Mai così vicini nella visuale degli uomini che guardano all’insù, sporgendosi sulle punte da un Pianeta Terra che festeggia il Natale, Giove e Saturno andranno a sovrapporsi il 21 di dicembre creando l’effetto di un corpo celeste unico, ad maiorem gloriam Dei. C'è solo da sperare che quella notte non sia nuvoloso: la delusione sarebbe enorme, una seconda possibilità praticamente irrealizzabile. Succede ogni vent'anni, certo, ma non con questa intensità. L’ultima volta, per intenderci, era l’alba del XVII secolo: il mondo era ancora titubante nell’accettare la rivoluzione copernicana, Tycho Brahe doveva difendere la madre dalle accuse di stregoneria e Galileo cogitava pensoso sui massimi sistemi, mentre già lo aspettava il cardinale Bellarmino. L’uomo contemporaneo, che guarda le stelle spaventato dal coronavirus, ha così la rarissima occasione di vedere due dei dell’Olimpo rendere omaggio all’unisono ad un ragazzino destinato a spodestarli. Verrebbe voglia di dire che Voltaire e Micromega si sbagliavano di grosso: la nostra palla di fango è davvero il centro dell’Universo. Caro gigante che vieni da Sirio passando proprio da Saturno, rimangiati la risata: aveva ragione il microscopico tomista. Qui si potrà seguire l'evento in diretta
La suggestione della "Stella di Natale"
Il nome «stella» sotto Natale non può che essere evocativo: vuoi vedere che i Magi finirono attratti proprio da questa, e non dalla Cometa di Halley? Sarebbe una nota di ulteriore poesia in un racconto evangelico che, a leggerlo anche solo con occhi asetticamente laici, gronda sogno e meraviglia. Siccome poi non c'è nulla di più razionalmente disarmante del ragionare empirico di uno scienziato gesuita, ecco che alla Catholic News Agency puntualizza dissacrante padre Guy Consolmagno, S.J.,: «Una cosa bella da vedere». Ma che ci siano significato e rilevanza religiosa, questo è molto difficile. Per fugare i dubbi - sostiene cedendo anche lui per un attimo alla fantasia - ci vorrebbe una macchina del tempo. La formula dubitativa usata dal religioso è dovuta alla tradizionale prudenza che gli scienziati hanno nel giudicare le teorie proprie ed altrui, a mettersi al riparo da eventuali polemiche. Consolmagno, però, dirige l’Osservatorio Vaticano e si divide per i suoi studi tra Castelgandolfo e Tucson in Arizona. Insomma, sa il fatto suo ed ha purtroppo molta parte di ragione, per non dir l’intera quota.

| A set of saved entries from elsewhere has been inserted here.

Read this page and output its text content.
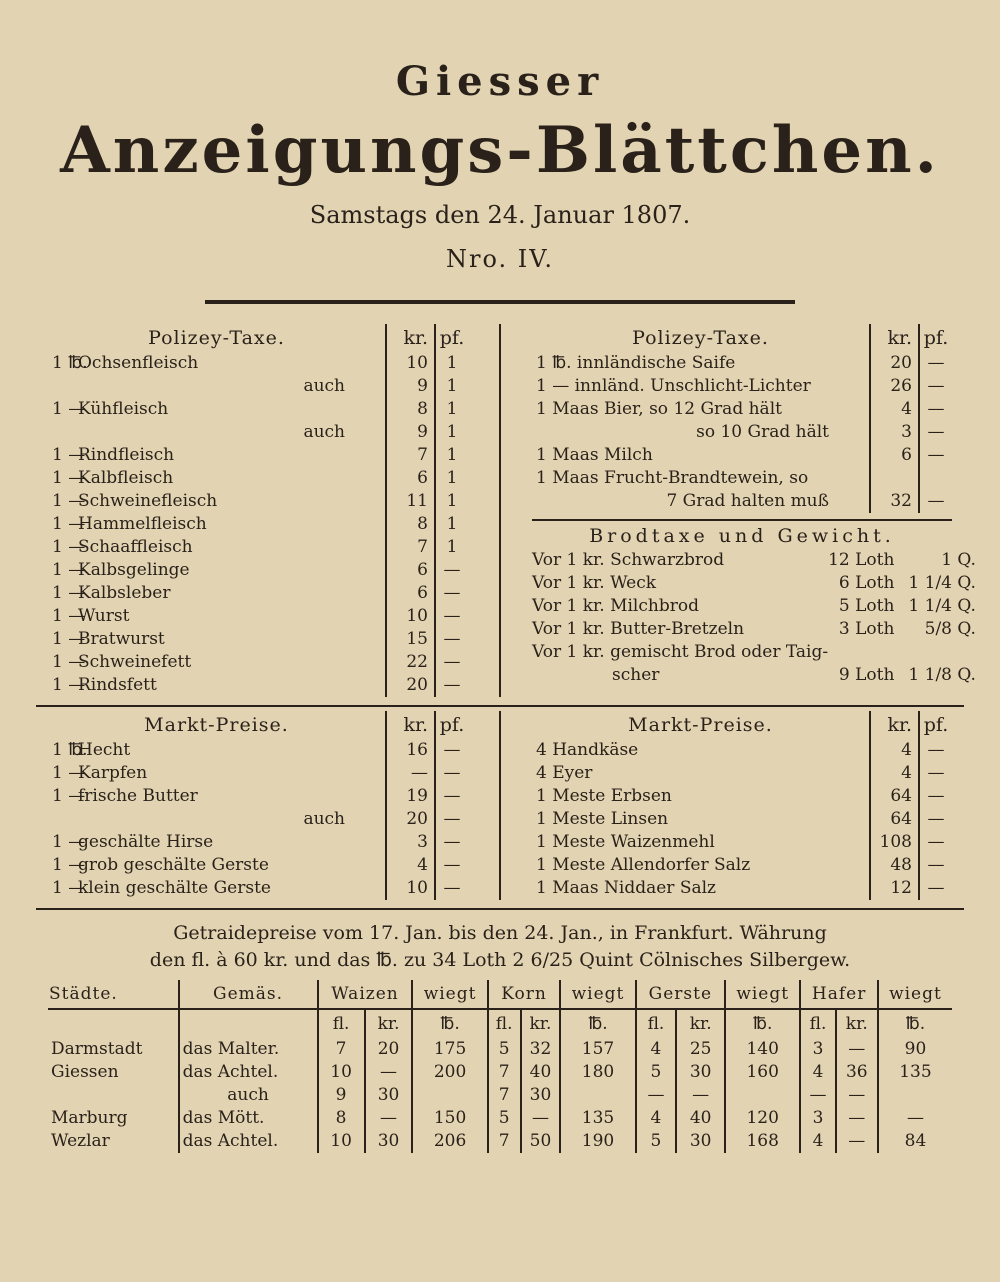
Giesser
Anzeigungs-Blättchen.
Samstags den 24. Januar 1807.
Nro. IV.
Polizey-Taxe.	kr.	pf.
1 ℔.Ochsenfleisch	10	1
auch	9	1
1 —Kühfleisch	8	1
auch	9	1
1 —Rindfleisch	7	1
1 —Kalbfleisch	6	1
1 —Schweinefleisch	11	1
1 —Hammelfleisch	8	1
1 —Schaaffleisch	7	1
1 —Kalbsgelinge	6	—
1 —Kalbsleber	6	—
1 —Wurst	10	—
1 —Bratwurst	15	—
1 —Schweinefett	22	—
1 —Rindsfett	20	—
Polizey-Taxe.	kr.	pf.
1 ℔. innländische Saife	20	—
1 — innländ. Unschlicht-Lichter	26	—
1 Maas Bier, so 12 Grad hält	4	—
so 10 Grad hält	3	—
1 Maas Milch	6	—
1 Maas Frucht-Brandtewein, so		
7 Grad halten muß	32	—
Brodtaxe und Gewicht.
Vor 1 kr. Schwarzbrod	12 Loth	1 Q.
Vor 1 kr. Weck	6 Loth	1 1/4 Q.
Vor 1 kr. Milchbrod	5 Loth	1 1/4 Q.
Vor 1 kr. Butter-Bretzeln	3 Loth	5/8 Q.
Vor 1 kr. gemischt Brod oder Taig-		
scher	9 Loth	1 1/8 Q.
Markt-Preise.	kr.	pf.
1 ℔.Hecht	16	—
1 —Karpfen	—	—
1 —frische Butter	19	—
auch	20	—
1 —geschälte Hirse	3	—
1 —grob geschälte Gerste	4	—
1 —klein geschälte Gerste	10	—
Markt-Preise.	kr.	pf.
4 Handkäse	4	—
4 Eyer	4	—
1 Meste Erbsen	64	—
1 Meste Linsen	64	—
1 Meste Waizenmehl	108	—
1 Meste Allendorfer Salz	48	—
1 Maas Niddaer Salz	12	—
Getraidepreise vom 17. Jan. bis den 24. Jan., in Frankfurt. Währung
den fl. à 60 kr. und das ℔. zu 34 Loth 2 6/25 Quint Cölnisches Silbergew.
Städte.	Gemäs.	Waizen		wiegt	Korn		wiegt	Gerste		wiegt	Hafer		wiegt
		fl.	kr.	℔.	fl.	kr.	℔.	fl.	kr.	℔.	fl.	kr.	℔.
Darmstadt	das Malter.	7	20	175	5	32	157	4	25	140	3	—	90
Giessen	das Achtel.	10	—	200	7	40	180	5	30	160	4	36	135
	auch	9	30		7	30		—	—		—	—	
Marburg	das Mött.	8	—	150	5	—	135	4	40	120	3	—	—
Wezlar	das Achtel.	10	30	206	7	50	190	5	30	168	4	—	84
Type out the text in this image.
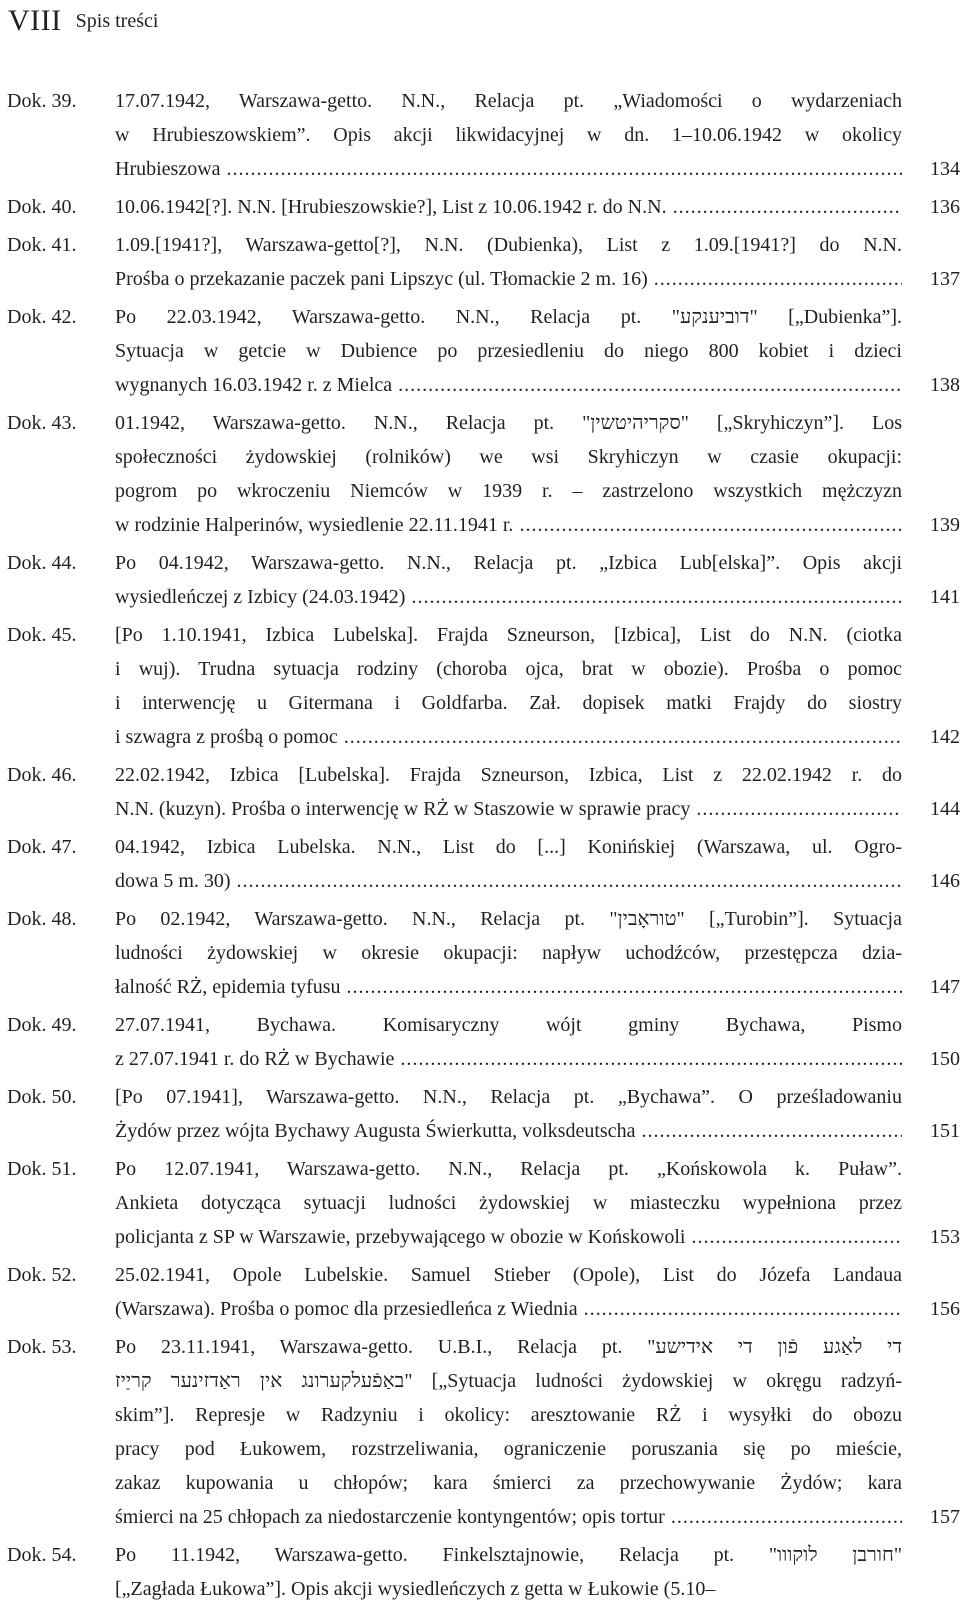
VIII Spis treści
Dok. 39. 17.07.1942, Warszawa-getto. N.N., Relacja pt. „Wiadomości o wydarzeniach
w Hrubieszowskiem”. Opis akcji likwidacyjnej w dn. 1–10.06.1942 w okolicy
Hrubieszowa .....	134
Dok. 40. 10.06.1942[?]. N.N. [Hrubieszowskie?], List z 10.06.1942 r. do N.N. .....	136
Dok. 41. 1.09.[1941?], Warszawa-getto[?], N.N. (Dubienka), List z 1.09.[1941?] do N.N.
Prośba o przekazanie paczek pani Lipszyc (ul. Tłomackie 2 m. 16) .....	137
Dok. 42. Po 22.03.1942, Warszawa-getto. N.N., Relacja pt. "דוביענקע" [„Dubienka”].
Sytuacja w getcie w Dubience po przesiedleniu do niego 800 kobiet i dzieci
wygnanych 16.03.1942 r. z Mielca .....	138
Dok. 43. 01.1942, Warszawa-getto. N.N., Relacja pt. "סקריהיטשין" [„Skryhiczyn”]. Los
społeczności żydowskiej (rolników) we wsi Skryhiczyn w czasie okupacji:
pogrom po wkroczeniu Niemców w 1939 r. – zastrzelono wszystkich mężczyzn
w rodzinie Halperinów, wysiedlenie 22.11.1941 r. .....	139
Dok. 44. Po 04.1942, Warszawa-getto. N.N., Relacja pt. „Izbica Lub[elska]”. Opis akcji
wysiedleńczej z Izbicy (24.03.1942) .....	141
Dok. 45. [Po 1.10.1941, Izbica Lubelska]. Frajda Szneurson, [Izbica], List do N.N. (ciotka
i wuj). Trudna sytuacja rodziny (choroba ojca, brat w obozie). Prośba o pomoc
i interwencję u Gitermana i Goldfarba. Zał. dopisek matki Frajdy do siostry
i szwagra z prośbą o pomoc .....	142
Dok. 46. 22.02.1942, Izbica [Lubelska]. Frajda Szneurson, Izbica, List z 22.02.1942 r. do
N.N. (kuzyn). Prośba o interwencję w RŻ w Staszowie w sprawie pracy .....	144
Dok. 47. 04.1942, Izbica Lubelska. N.N., List do [...] Konińskiej (Warszawa, ul. Ogro-
dowa 5 m. 30) .....	146
Dok. 48. Po 02.1942, Warszawa-getto. N.N., Relacja pt. "טוראָבין" [„Turobin”]. Sytuacja
ludności żydowskiej w okresie okupacji: napływ uchodźców, przestępcza dzia-
łalność RŻ, epidemia tyfusu .....	147
Dok. 49. 27.07.1941, Bychawa. Komisaryczny wójt gminy Bychawa, Pismo
z 27.07.1941 r. do RŻ w Bychawie .....	150
Dok. 50. [Po 07.1941], Warszawa-getto. N.N., Relacja pt. „Bychawa”. O prześladowaniu
Żydów przez wójta Bychawy Augusta Świerkutta, volksdeutscha .....	151
Dok. 51. Po 12.07.1941, Warszawa-getto. N.N., Relacja pt. „Końskowola k. Puław”.
Ankieta dotycząca sytuacji ludności żydowskiej w miasteczku wypełniona przez
policjanta z SP w Warszawie, przebywającego w obozie w Końskowoli .....	153
Dok. 52. 25.02.1941, Opole Lubelskie. Samuel Stieber (Opole), List do Józefa Landaua
(Warszawa). Prośba o pomoc dla przesiedleńca z Wiednia .....	156
Dok. 53. Po 23.11.1941, Warszawa-getto. U.B.I., Relacja pt. "די לאַגע פֿון די אידישע
באַפֿעלקערונג אין ראַדזינער קריַיז" [„Sytuacja ludności żydowskiej w okręgu radzyń-
skim”]. Represje w Radzyniu i okolicy: aresztowanie RŻ i wysyłki do obozu
pracy pod Łukowem, rozstrzeliwania, ograniczenie poruszania się po mieście,
zakaz kupowania u chłopów; kara śmierci za przechowywanie Żydów; kara
śmierci na 25 chłopach za niedostarczenie kontyngentów; opis tortur .....	157
Dok. 54. Po 11.1942, Warszawa-getto. Finkelsztajnowie, Relacja pt. "חורבן לוקווו"
[„Zagłada Łukowa”]. Opis akcji wysiedleńczych z getta w Łukowie (5.10–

Cosa ci resta da fare, quindi?
Ben poco, perchè quel che sorgerebbe spontaneo in frangenti come questi è lasciar le nostre case e andarsi a sottoporre all’incantamento in un luogo speciale, e non da soli. Su due piedi ci verrebbe da suggerire tre possibilità: Betlemme (e dove altro, sennò?), Santa Maria della Salute a Venezia e San Galgano in quel di Chiusdino. Ma ahimè: a Betlemme la Natività è aperta per i soli religiosi a causa del morbo; la Salute alla Giudecca evoca la peste del 1630; a San Galgano se ti trovano in mezzo alla campagna o sulla collina di Montesiepi sono botte da 400 euro di multa, cadauno. Maledetto coronavirus, anche questo ci hai tolto. Accontentiamoci allora di salire sul terrazzo condominiale, a un metro di distanza gli uni dagli altri (corrispondente al miliardo e cinquecento milioni di chilometri che ci separano da Saturno) e lasciamoci rapire verso il cielo, verso Giove in Saturno che saluta il Sole nascente su noi poveri uomini. Non sarà forse l’ascesa di Mithra, ma assomiglierà al volo del Piccolo Principe. Facciamocelo bastare.